Yuan Shi(Harvard University), Xiang Chen(National Cancer Institute), Suzanne Elsasser(Harvard University), Bradley B. Stocks(Northeastern University), Geng Tian(Harvard University), Byung‐Hoon Lee(Harvard University), Yanhong Shi(Harvard University), Naixia Zhang(Shanghai Institute of Materia Medica), Stefanie A.H. de Poot(Harvard University), Fabian Tuebing(Harvard University), Shuangwu Sun(Harvard University), Jacob Vannoy(National Cancer Institute), Sergey G. Tarasov(National Cancer Institute), John R. Engen(Northeastern University), Daniel Finley(Harvard University), Kylie J. Walters(National Cancer Institute)
Science
February 19, 2016
Cited by 322

Abstract

Hundreds of pathways for degradation converge at ubiquitin recognition by a proteasome. Here, we found that the five known proteasomal ubiquitin receptors in yeast are collectively nonessential for ubiquitin recognition and identified a sixth receptor, Rpn1. A site ( T1: ) in the Rpn1 toroid recognized ubiquitin and ubiquitin-like ( UBL: ) domains of substrate shuttling factors. T1 structures with monoubiquitin or lysine 48 diubiquitin show three neighboring outer helices engaging two ubiquitins.
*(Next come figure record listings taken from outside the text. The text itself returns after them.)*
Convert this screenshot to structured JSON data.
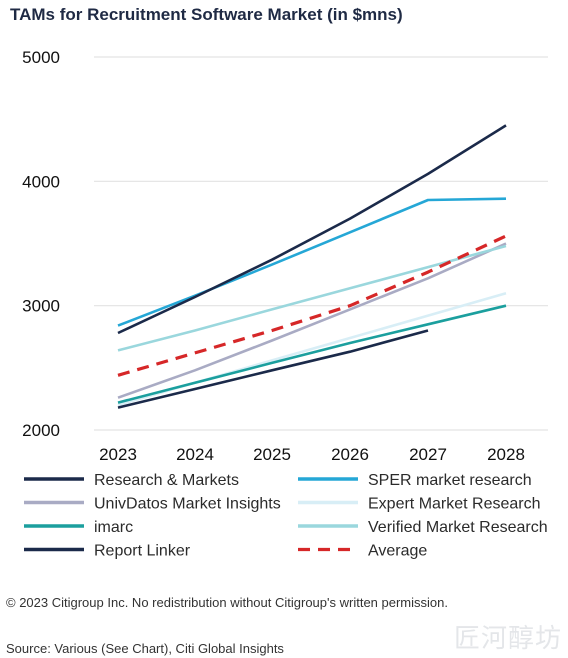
{
  "title": "TAMs for Recruitment Software Market (in $mns)",
  "copyright": "© 2023 Citigroup Inc. No redistribution without Citigroup's written permission.",
  "source": "Source: Various (See Chart), Citi Global Insights",
  "watermark": "匠河醇坊",
  "colors": {
    "navy": "#1b2a4a",
    "sper": "#25a7d6",
    "univ": "#a9abc4",
    "expert": "#d8eef6",
    "imarc": "#1b9f9e",
    "verified": "#9ad7dd",
    "average": "#d62728"
  },
  "chart_data": {
    "type": "line",
    "x": [
      2023,
      2024,
      2025,
      2026,
      2027,
      2028
    ],
    "ylim": [
      2000,
      5000
    ],
    "yticks": [
      2000,
      3000,
      4000,
      5000
    ],
    "grid": true,
    "legend_position": "bottom",
    "series": [
      {
        "name": "Research & Markets",
        "color": "#1b2a4a",
        "dashed": false,
        "values": [
          2780,
          3070,
          3370,
          3700,
          4060,
          4450
        ]
      },
      {
        "name": "SPER market research",
        "color": "#25a7d6",
        "dashed": false,
        "values": [
          2840,
          3080,
          3330,
          3590,
          3850,
          3860
        ]
      },
      {
        "name": "UnivDatos Market Insights",
        "color": "#a9abc4",
        "dashed": false,
        "values": [
          2260,
          2480,
          2720,
          2970,
          3220,
          3500
        ]
      },
      {
        "name": "Expert Market Research",
        "color": "#d8eef6",
        "dashed": false,
        "values": [
          2200,
          2380,
          2560,
          2740,
          2920,
          3100
        ]
      },
      {
        "name": "imarc",
        "color": "#1b9f9e",
        "dashed": false,
        "values": [
          2220,
          2380,
          2540,
          2700,
          2850,
          3000
        ]
      },
      {
        "name": "Verified Market Research",
        "color": "#9ad7dd",
        "dashed": false,
        "values": [
          2640,
          2800,
          2970,
          3140,
          3310,
          3480
        ]
      },
      {
        "name": "Report Linker",
        "color": "#1b2a4a",
        "dashed": false,
        "values": [
          2180,
          2330,
          2480,
          2630,
          2800,
          null
        ]
      },
      {
        "name": "Average",
        "color": "#d62728",
        "dashed": true,
        "values": [
          2440,
          2620,
          2800,
          3000,
          3270,
          3560
        ]
      }
    ]
  }
}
T1 contributes a distinct substrate-binding pathway with preference for lysine 48-linked chains. Proximal to T1 within the Rpn1 toroid is a second UBL-binding site ( T2: ) that assists in ubiquitin chain disassembly, by binding the UBL of deubiquitinating enzyme Ubp6. Thus, a two-site recognition domain intrinsic to the proteasome uses distinct ubiquitin-fold ligands to assemble substrates, shuttling factors, and a deubiquitinating enzyme.